Back in March I celebrated 2 years of blogging. I know for a little blog like mine no biggie. Such I smallie I completely missed it. Well. Actually. I thought about it, but was insanely busy that month to do anything special to celebrate.
Then came April and more events and well May was fun with going out of town and then stressful because I moved and well now we are in June. And in case you have not been paying attention I have been doing a food magazine of the month feature (inspired by here) (well I missed last month because some how I lost my camera cord in the move, well I knew where it was I just couldn’t find it but Eric did so now I have it and now I can edit the pics for that magazine and do the review late). So to make up for lost time I thought I would celebrate big! Big as in with giveaways and tasty recipes.

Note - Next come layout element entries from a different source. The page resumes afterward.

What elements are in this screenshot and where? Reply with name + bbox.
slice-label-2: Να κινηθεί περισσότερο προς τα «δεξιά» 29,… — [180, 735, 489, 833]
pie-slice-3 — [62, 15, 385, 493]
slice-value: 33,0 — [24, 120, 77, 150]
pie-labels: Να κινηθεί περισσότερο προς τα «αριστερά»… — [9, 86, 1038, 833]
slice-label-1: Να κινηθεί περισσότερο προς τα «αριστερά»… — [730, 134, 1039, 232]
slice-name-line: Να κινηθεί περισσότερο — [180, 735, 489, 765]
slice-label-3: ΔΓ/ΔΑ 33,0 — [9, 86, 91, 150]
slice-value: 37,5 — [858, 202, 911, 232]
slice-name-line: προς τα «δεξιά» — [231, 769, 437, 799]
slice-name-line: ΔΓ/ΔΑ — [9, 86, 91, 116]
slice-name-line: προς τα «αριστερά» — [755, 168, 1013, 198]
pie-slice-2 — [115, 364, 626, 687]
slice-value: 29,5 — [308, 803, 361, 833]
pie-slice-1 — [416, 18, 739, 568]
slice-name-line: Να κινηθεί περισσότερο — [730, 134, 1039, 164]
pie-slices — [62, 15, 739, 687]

So here is the run down: One of my favorite blogs (Taste and Tell) does a Saturday’s with Rachael Ray segment. I have quite a few RR recipes in my trusty blue binder from her magazine. So I knew when I started this MOM feature I would do RR’s magazine one month. Then I thought that it would be fun to play along and participate in Saturday’s with Rachael Ray (are you following me??). So for the month of June every Saturday I will feature an “Everyday with RR” recipe AND to celebrate my b-lated 2 year bloggerversary I will host a giveaway every Saturday for the month of June too!
Today’s giveaway is found here! So go enter! (each giveaway will run Saturday to the following Saturday for the month of June)
And now for the recipe (finally… right?)! This was a fun take on the meatball sub! Instead of serving chili dogs at your next sporting event or summer gathering make the Chili Meatball Subs!
Chili Meatball Subs
Prep Time: 10 minutes Cook Time: 30-35 minutes Serves 6
1 pound ground beef
1 onion, one-half finely chopped, one-half thinly sliced
1 cup corn chips, such as Fritos, crushed
1 large egg, lightly beaten
1 tablespoon chili powder
1/2 cup beef broth
Salt and Pepper
1 tablespoon extra-virgin olive oil
1 (28-ounce) can chopped tomatoes
1 (15-ounce) can black beans
6 sandwich rolls, split halfway and toasted
2 cups shredded pepper jack cheese (about 8 ounces)
In a large bowl, combine the ground beef, chopped onion, 1/2 cup crushed corn chips, the egg, chili powder, and beef broth. Shape into 1-inch balls.
In a large saucepan, heat the olive oil over medium heat. Add the sliced onion and cook until softened, about 3 minutes. Stir in the tomatoes and the remaining 1/2 cup crushed corn chips and bring to a boil. Add the meatballs to the sauce, cover and simmer until the meatballs are cooked through, about 20 minutes. Stir in the beans and cook just until heated through, about 5 minutes.
Preheat the broiler. Using a slotted spoon, spoon the chili meatballs and sauce into the toasted rolls, then top with the cheese. Broil until the cheese is melted, about 2 minutes.